Emigrazione intellettuale? C’è anche quella buona

Ora la circolazione intellettuale e dei saperi in un mondo globalizzato è un bene: le eccellenze si aggregano nei punti di eccellenza. Il punto è non essere solo esportatori netti ma avere risorse ed eccellenze per attrarre intelligenze, in una circuitazione virtuosa. Sia perché l’italiano che va all’estero può essere messo nelle condizioni di tornare e comunque di mantenere rapporti con il mondo della ricerca e della produzione italiani, sia perché il ricercatore estero che rientra nel proprio paese dopo una attività italiana diventa nel suo paese ambasciatore delle potenzialità italiane.

Gli ultimi dati disponibili ci dicono che il 22% degli italiani tra i 25 e 39 anni che emigrano sono laureati, mentre gli immigrati sono solo l’8% ad avere una laurea e tuttavia il saldo in valore assoluto è positivo: entrano 5.000 laureati in più di quanti escono, anche se naturalmente bisognerebbe verificare il contenuto formativo delle lauree non riconosciute.

Capitale umano al centro (ma non è così)

Il tema è molto ampio, limitiamoci a considerare alcuni aspetti.

Il primo riguarda la struttura formativa e quindi l’efficacia dell’investimento sul capitale umano. I dati sono preoccupanti. Mi limito a questo In Italia i cittadini tra i 25 e i 64 anni laureati sono il 15%, rispetto ad una media dei paesi OCSE del 30%. Il dato migliora guardando una coorte più giovane, i cittadini tra i 24 e i 34 anni: in questo caso i laureati sono il 20%, ma il dato OCSE sale al 37%. Chi insegna è mediamente in una età parecchio elevata. Gli insegnanti di scuola superiore con meno di 40 anni sono solo il 9%, rispetto al 25% della Germania, il 34% della Francia ed il 39% del Regno Unito. E’ sconfortante anche il dato dell’Università: i docenti con meno di 40 anni sono solo il 16%, rispetto al 30% della Francia. Al 39% del Regno Unito e al 47% della Germania. Cioè si diventa docenti universitari in una età in cui la maggiore fertilità scientifica rischia di essere già alle spalle.

Del resto chiediamoci qual’è l’iter perchè un giovane ricercatore raggiunga un rapporto di lavoro a tempo indeterminato con un’istituzione accademica. Mediamente:

–           3 anni di dottorato

–           3 anni di collaborazione di ricerca (assegno di ricerca)

–           3 anni primo triennio ricercatore

–           3 anni secondo triennio ricercatore

In totale vi sono dunque 10-12 anni prima di garantire un contratto a tempo indeterminato.

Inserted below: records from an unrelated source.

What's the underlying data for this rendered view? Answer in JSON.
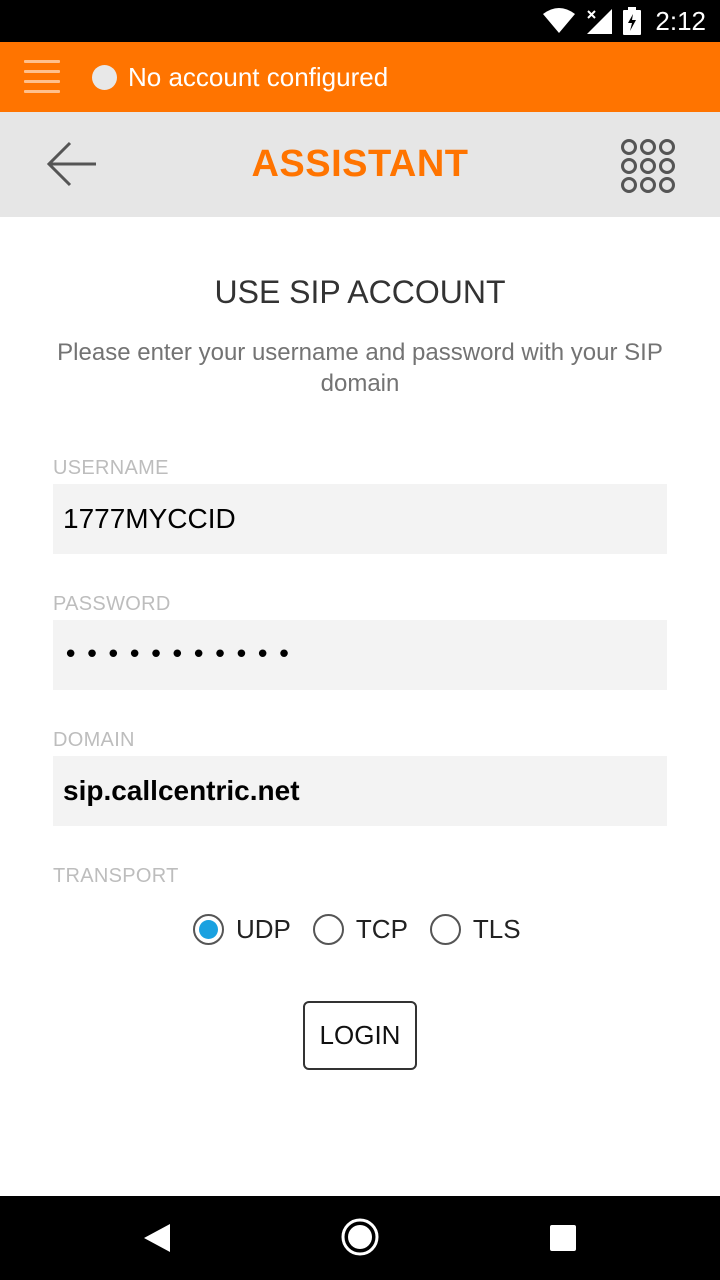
{
  "status_bar": {
    "time": "2:12",
    "icons": [
      "wifi-icon",
      "signal-icon",
      "battery-charging-icon"
    ]
  },
  "account_bar": {
    "status_text": "No account configured",
    "icons": [
      "menu-icon",
      "status-dot-icon"
    ]
  },
  "top_bar": {
    "title": "ASSISTANT",
    "icons": [
      "back-arrow-icon",
      "dialer-icon"
    ]
  },
  "main": {
    "heading": "USE SIP ACCOUNT",
    "subtitle": "Please enter your username and password with your SIP domain",
    "fields": {
      "username": {
        "label": "USERNAME",
        "value": "1777MYCCID"
      },
      "password": {
        "label": "PASSWORD",
        "masked_value": "•••••••••••"
      },
      "domain": {
        "label": "DOMAIN",
        "value": "sip.callcentric.net"
      }
    },
    "transport": {
      "label": "TRANSPORT",
      "options": [
        "UDP",
        "TCP",
        "TLS"
      ],
      "selected": "UDP"
    },
    "login_label": "LOGIN"
  },
  "colors": {
    "accent": "#ff7400",
    "topbar_bg": "#e6e6e6",
    "field_bg": "#f3f3f3",
    "radio_selected": "#1aa1e0"
  },
  "nav_bar": {
    "icons": [
      "nav-back-icon",
      "nav-home-icon",
      "nav-recent-icon"
    ]
  }
}
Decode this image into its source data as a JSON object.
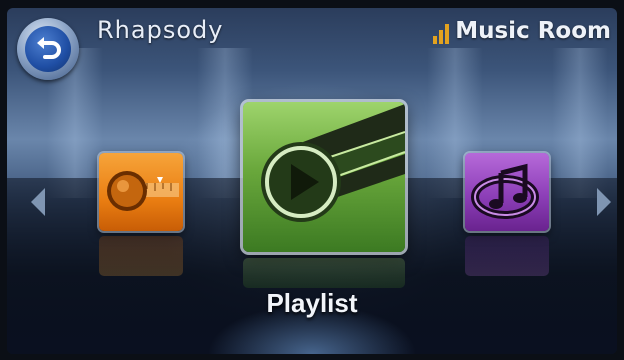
{
  "header": {
    "title": "Rhapsody",
    "room": "Music Room"
  },
  "icons": {
    "back": "back-arrow-icon",
    "signal": "signal-strength-icon",
    "left_arrow": "arrow-left-icon",
    "right_arrow": "arrow-right-icon"
  },
  "carousel": {
    "items": [
      {
        "icon": "radio-dial-icon",
        "color": "#ea7e12"
      },
      {
        "icon": "play-icon",
        "label": "Playlist",
        "color": "#6aa83c"
      },
      {
        "icon": "music-note-icon",
        "color": "#8d3fb8"
      }
    ],
    "selected_index": 1,
    "selected_label": "Playlist"
  },
  "colors": {
    "signal": "#e2a21f",
    "back_button": "#1f4ea4"
  }
}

L’idea della tenure track introdotta nell’ordinamento è sicuramente valida, ma costituisce per i nostri giovani un ostacolo elevato, senza alcun tipo di premialita’. Mentre negli alti Paesi infatti questo lungo iter di precarietà è premiato da un trattamento economico che costituisce di fatto un premio al rischio, in Italia la remunerazione di dottorandi, assegnisti e ricercatori in tenure track è tra le più basse d’Europa e non costituisce certo un incentivo ad intraprendere la carriera accademica.

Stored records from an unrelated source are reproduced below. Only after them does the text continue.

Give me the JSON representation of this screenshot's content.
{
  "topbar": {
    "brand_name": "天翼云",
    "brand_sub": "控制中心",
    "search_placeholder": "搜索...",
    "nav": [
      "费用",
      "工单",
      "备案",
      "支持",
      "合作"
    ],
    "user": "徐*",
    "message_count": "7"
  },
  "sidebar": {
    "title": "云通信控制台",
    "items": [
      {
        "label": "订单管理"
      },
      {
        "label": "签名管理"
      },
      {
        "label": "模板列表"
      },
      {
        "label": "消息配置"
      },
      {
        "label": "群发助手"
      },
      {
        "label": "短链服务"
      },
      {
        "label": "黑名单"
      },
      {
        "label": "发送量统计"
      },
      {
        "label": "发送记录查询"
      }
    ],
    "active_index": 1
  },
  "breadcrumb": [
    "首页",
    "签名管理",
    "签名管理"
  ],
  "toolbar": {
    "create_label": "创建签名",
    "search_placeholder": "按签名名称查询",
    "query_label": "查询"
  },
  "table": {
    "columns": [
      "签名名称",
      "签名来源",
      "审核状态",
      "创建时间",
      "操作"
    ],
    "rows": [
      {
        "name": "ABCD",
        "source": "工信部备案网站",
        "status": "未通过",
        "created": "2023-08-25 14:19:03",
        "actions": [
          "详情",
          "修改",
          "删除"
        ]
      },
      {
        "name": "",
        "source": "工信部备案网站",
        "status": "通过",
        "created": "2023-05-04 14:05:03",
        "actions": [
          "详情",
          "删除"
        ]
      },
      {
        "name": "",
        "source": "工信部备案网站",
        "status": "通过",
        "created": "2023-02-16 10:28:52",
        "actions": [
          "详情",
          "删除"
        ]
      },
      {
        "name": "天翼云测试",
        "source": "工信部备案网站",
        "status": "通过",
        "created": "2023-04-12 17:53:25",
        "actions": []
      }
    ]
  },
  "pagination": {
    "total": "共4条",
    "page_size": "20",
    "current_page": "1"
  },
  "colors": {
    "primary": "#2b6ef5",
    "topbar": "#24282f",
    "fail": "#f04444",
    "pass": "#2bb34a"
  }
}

Vi è poi il tema della frammentazione degli istituti di ricerca e della mancanza di idonee procedure di valutazione che assicuri una collocazione ottimale dei fondi disponibili. Finalmente è in via di ultimazione il processo di valutazione effettuato dall’ANVUR e si potranno utilizzare i risultati per un miglioramento dell’efficacia dei finanziamenti. Un primo segnale è contenuto nel decreto estivo sulla valutazione della spesa, perché i tagli nel caso degli enti di ricerca saranno legati agli indici di produttività che la valutazione evidenzierà.

Qualcosa si muove

Mi concentro su due aspetti per i quali l’Italia ha delle carte da giocare. C‘è in Italia una maggiore propensione ad una cultura dell’imprenditorialità, la numerosità di microimprese a livelli sconosciuti in altri paesi europei può costituire una fragilità nel mercato globale ma anche una opportunità. C’è un vivaio di cultura imprenditoriale che può essere meglio sfruttato. In proposito si possono riprendere gli indirizzi dell’Agenda di Oslo sulla formazione imprenditoriale che indica un insieme di azioni che i governi nazionali e locali possono mettere in essere per stimolare una cultura innovativa dell’imprenditorialità, a partire dalle formazione scolastica, diffondendo competenze imprenditoriali in termini di creatività, leadership, valutazione del rischio, team building, ecc.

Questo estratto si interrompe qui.